[Manga] L’homoparentalité, un débat hétéroclite
Un père, une mère et des enfants : le modèle familial par excellence. Pourtant, ce n’est pas le seul concept existant. À celui-ci s’ajoutent les familles recomposées, monoparentales… et homoparentales ! Autrement dit, le fait pour un couple homosexuel d’être ou de devenir parents. Sujet encore sensible dans de nombreux pays du monde, dont le Japon, il n’en demeure pas moins important à aborder. Certains mangakas l’ont d’ailleurs bien compris et axent leurs œuvres sur la thématique de l’homosexualité avec, certes, des approches différentes, mais où l’enfant garde une place prépondérante.
Aujourd’hui, Journal du Japon s’intéresse donc à quatre mangas traitant du sujet – Daddy, please fall in love, Amour sincère, Ikumen After et Le mari de mon frère – différents sur la forme et tendant pourtant vers un même objectif : l’acceptation de la différence.

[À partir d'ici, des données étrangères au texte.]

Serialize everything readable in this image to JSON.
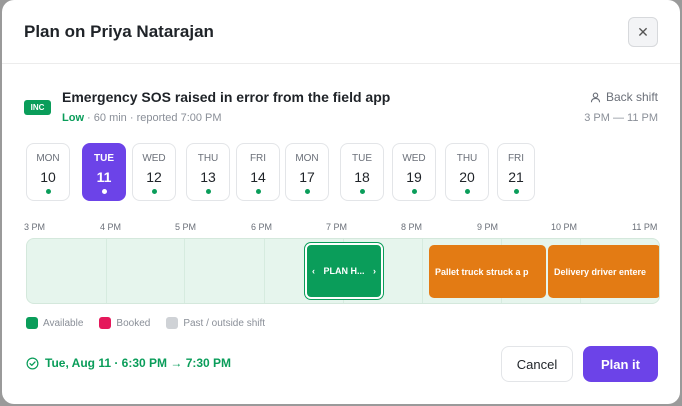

La perception de l’homosexualité, chez les enfants et les adultes
Dans le nouveau manga de Gengorô TAGAME, Le mari de mon frère, nous suivons le quotidien de Yaichi, jeune père japonais d’une petite fille prénommée Kana. Leur petit monde va basculer le jour où un homme barbu aux allures de grand ours en peluche arrive dans leur vie. Pourquoi ? Car il s’agit en fait de Mike Flanagan, fraîchement débarqué du Canada et surtout époux du frère jumeau de Yaichi, récemment décédé. Si Kana accueille à bras ouverts ce tonton inattendu, son père est un peu plus réticent à l’idée de fréquenter un homosexuel, surtout qu’il ne sait comment se comporter en sa présence. Mais c’est sans compter sur l’innocence de sa fille qui va lui permettre d’ouvrir les yeux sur certains aspects et de remettre en question ses a priori.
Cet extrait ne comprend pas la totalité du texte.